Using the SAP Netweaver Query component in Matillion ETL for Amazon Redshift
Matillion uses the Extract-Load-Transform (ELT) approach to deliver quick results for a wide range of data processing purposes: everything from customer behavior analytics, financial analysis, and even reducing the cost of synthesizing DNA.
The SAP Netweaver Query component in Matillion ETL for Amazon Redshift presents an easy-to-use graphical interface, enabling you to connect to SAP Netweaver and pull tables from there into your Amazon Redshift data warehouse. Many of our customers are using this component to bring SAP Netweaver data into Amazon Redshift to combine with other data, as well as, enable aggregating and reporting on data in Netweaver.

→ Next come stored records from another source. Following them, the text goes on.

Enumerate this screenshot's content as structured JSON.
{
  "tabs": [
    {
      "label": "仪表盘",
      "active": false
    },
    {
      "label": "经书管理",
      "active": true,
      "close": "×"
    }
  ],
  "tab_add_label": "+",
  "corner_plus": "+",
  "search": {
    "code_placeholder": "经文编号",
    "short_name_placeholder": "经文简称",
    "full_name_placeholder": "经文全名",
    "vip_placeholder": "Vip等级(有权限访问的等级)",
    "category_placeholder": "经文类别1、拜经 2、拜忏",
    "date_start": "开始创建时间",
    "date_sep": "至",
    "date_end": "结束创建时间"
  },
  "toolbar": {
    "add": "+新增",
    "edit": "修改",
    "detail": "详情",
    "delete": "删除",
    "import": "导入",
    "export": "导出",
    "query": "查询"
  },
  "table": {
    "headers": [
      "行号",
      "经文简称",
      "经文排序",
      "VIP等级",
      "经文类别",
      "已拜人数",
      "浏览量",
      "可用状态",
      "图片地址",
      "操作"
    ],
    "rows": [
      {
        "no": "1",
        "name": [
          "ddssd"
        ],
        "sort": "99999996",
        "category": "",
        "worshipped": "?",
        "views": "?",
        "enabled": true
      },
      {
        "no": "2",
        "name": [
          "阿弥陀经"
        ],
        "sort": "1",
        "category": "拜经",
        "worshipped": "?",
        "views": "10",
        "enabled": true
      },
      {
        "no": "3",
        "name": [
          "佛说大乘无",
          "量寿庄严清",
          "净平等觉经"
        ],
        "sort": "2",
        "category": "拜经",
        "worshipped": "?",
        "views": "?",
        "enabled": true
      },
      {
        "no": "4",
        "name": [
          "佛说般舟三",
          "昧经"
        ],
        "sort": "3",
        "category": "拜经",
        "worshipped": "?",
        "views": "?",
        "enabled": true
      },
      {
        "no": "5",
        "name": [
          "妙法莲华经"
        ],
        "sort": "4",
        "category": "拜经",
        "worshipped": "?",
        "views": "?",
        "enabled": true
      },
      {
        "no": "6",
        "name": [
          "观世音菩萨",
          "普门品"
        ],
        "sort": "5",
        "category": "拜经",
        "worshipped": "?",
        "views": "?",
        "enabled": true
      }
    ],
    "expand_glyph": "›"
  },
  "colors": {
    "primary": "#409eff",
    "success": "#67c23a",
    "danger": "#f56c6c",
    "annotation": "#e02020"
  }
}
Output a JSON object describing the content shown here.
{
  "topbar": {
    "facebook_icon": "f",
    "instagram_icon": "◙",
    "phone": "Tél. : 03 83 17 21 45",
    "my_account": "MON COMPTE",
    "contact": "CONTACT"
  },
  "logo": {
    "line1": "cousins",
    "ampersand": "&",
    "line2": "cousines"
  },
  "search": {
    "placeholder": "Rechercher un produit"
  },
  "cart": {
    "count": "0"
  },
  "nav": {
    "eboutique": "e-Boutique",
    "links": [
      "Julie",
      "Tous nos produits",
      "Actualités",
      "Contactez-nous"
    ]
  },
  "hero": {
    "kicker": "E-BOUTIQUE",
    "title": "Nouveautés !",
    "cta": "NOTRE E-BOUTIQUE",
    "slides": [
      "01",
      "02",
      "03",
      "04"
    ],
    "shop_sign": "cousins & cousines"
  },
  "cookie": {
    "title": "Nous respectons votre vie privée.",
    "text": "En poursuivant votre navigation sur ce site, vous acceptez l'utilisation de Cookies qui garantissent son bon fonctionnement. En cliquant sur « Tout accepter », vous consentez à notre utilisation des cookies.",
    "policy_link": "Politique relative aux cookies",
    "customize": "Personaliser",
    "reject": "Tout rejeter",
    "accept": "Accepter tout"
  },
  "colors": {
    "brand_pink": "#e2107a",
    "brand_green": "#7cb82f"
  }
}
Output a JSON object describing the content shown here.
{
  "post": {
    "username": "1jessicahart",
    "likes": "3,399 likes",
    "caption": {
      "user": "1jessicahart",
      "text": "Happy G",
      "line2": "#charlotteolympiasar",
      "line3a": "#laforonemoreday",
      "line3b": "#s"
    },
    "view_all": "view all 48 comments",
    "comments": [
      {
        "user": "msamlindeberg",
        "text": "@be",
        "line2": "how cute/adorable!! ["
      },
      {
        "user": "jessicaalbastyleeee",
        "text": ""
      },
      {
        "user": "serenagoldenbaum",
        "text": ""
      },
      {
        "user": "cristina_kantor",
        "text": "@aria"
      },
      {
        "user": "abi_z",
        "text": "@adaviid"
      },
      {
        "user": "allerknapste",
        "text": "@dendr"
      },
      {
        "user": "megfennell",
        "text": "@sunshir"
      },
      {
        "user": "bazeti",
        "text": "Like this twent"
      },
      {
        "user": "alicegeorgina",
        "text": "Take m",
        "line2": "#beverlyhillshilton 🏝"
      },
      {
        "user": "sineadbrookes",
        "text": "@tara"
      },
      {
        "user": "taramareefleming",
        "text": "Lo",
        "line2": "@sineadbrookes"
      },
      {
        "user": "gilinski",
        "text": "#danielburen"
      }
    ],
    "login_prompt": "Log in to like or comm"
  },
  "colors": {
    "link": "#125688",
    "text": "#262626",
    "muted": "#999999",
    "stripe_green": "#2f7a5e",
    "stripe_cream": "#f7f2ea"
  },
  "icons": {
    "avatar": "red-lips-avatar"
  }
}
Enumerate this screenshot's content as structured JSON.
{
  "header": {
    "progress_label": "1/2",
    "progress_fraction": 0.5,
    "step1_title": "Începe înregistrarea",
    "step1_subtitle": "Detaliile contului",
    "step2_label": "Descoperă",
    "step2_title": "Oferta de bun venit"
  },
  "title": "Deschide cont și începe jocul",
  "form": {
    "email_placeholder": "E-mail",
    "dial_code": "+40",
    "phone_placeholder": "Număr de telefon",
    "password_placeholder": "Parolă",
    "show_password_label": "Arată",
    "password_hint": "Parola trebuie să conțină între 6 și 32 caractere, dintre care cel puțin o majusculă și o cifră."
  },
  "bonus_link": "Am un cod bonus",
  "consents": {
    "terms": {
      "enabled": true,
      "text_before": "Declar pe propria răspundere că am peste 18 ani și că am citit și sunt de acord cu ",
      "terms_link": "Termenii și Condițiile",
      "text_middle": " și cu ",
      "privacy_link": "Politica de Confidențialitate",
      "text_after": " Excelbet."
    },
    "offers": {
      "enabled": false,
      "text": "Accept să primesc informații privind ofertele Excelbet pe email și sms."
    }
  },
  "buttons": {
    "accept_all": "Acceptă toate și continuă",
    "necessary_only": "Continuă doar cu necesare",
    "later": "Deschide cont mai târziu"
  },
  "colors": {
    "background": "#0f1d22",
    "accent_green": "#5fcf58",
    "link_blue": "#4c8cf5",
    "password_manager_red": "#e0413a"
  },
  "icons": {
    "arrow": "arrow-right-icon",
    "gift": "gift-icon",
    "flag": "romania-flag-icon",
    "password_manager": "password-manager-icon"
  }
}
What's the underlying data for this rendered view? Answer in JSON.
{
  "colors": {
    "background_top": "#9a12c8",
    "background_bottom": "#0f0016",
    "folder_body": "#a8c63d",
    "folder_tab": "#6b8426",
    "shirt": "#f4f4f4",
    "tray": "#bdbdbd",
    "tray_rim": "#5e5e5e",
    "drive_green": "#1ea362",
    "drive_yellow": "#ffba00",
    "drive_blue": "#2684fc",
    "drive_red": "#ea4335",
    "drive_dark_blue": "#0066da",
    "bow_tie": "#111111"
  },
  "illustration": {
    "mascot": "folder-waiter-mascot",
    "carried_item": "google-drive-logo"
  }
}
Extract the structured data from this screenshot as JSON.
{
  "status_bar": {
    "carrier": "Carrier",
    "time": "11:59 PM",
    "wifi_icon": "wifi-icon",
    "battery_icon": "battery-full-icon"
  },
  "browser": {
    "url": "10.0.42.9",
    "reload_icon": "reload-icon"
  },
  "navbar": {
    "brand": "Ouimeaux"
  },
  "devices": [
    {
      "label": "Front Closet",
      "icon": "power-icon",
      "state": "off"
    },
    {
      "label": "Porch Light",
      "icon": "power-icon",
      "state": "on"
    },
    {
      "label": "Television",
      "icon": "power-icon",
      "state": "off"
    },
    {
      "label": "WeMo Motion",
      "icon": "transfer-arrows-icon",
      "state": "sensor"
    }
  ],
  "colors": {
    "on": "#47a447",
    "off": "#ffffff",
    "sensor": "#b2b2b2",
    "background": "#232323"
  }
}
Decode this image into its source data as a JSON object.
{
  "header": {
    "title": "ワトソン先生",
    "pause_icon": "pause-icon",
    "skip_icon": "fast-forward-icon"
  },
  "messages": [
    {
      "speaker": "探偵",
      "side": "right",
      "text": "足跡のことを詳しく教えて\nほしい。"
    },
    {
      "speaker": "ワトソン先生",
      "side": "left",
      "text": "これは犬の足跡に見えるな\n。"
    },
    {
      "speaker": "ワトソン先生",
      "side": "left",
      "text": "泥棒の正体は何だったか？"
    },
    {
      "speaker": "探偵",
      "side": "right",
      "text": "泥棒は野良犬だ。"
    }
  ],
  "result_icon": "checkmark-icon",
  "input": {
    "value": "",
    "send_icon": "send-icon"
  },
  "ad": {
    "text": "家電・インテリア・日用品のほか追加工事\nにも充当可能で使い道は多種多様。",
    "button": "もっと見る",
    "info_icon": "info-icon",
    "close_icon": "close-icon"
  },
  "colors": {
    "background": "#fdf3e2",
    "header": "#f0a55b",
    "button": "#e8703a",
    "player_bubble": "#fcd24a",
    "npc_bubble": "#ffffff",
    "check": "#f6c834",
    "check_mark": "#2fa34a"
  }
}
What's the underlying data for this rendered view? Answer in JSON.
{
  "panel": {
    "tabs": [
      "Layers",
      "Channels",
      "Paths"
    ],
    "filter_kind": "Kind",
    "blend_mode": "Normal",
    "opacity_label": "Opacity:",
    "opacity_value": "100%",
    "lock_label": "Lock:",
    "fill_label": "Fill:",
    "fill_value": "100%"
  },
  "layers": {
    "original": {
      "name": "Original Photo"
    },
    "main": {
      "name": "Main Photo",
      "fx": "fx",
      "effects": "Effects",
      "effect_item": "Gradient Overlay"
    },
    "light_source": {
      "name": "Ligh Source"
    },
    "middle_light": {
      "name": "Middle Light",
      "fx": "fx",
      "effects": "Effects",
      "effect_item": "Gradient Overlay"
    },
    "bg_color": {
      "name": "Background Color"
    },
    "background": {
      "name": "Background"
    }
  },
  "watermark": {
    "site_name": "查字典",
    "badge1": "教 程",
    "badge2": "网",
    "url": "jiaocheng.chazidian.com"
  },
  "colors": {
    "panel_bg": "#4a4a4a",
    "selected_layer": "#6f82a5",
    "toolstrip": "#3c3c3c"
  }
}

The connector is completely self-contained: no additional software installation is required. It’s within the scope of an ordinary Matillion license, so there is no additional cost for using the features.
The first step in configuring the SAP Netweaver Query component is to provide the host details to Matillion ETL. This will allow Matillion to connect to your SAP Netweaver. This is usually the IP address of the SAP Netweaver Instance’s Application Server. Clicking on the 3 dots next to the server property on your Matillion canvas will bring a pop-up box where you can enter the Server IP.
User and Password
Next, you will need to give authenticated details of your SAP Netweaver User and Password to access the data you require:
This is the code of the SAP Netweaver client authenticating to the SAP system:
Now you can choose the data that you want to load into Amazon Redshift from the Data Source drop down. This is a list of the some of the tables available in your Netweaver:
Please note that as SAP Netweaver ships with over 100,000 tables. Not all of these tables will be available in the drop-down here. To add more Data Sources please see our SAP Netweaver support article.
After you chose the data source(s), next, select the required fields from the data source in the Data Selection. This is a list of the columns available to you in the Data Source previously selected. This will form the new table which you will create in Amazon Redshift with the help of Matillion.
Data Source Filter
If required, you can add a filter to limit or refine the returned data. This filter will run as the WHERE clause in SAP Netweaver:
Running the SAP Netweaver Query
Before the component can be run, you need to name the Target Table. This is the name of the new table which will be created to write the data into in Redshift. Also, an S3 Staging Area must be specified. This is an S3 bucket that is used to temporarily store the results of the query before it is loaded into Amazon Redshift.
This component also has a Limit property. You can use the Limit property to force an upper limit on the number of records returned. This can help improve the performance of your query.
You can run the Orchestration job, either manually or use the Scheduler, to query your data and bring it into Amazon Redshift.
Note – if when running this you encounter an error “SAP JCo library not found” you will need to manually add this into your Matillion instance. For further details please see here:
The SAP Netweaver Query component offers an “Advanced” mode instead of the default “Basic” mode.
In Advanced mode, you can write a SQL-like query over all the available tables in SAP. This is automatically translated into the correct API calls to retrieve the data requested.
Transforming the Data
Once you have brought the required data into Amazon Redshift from SAP Netweaver, you can use it in a Transformation job:
In this way, you can build out the rest of your downstream.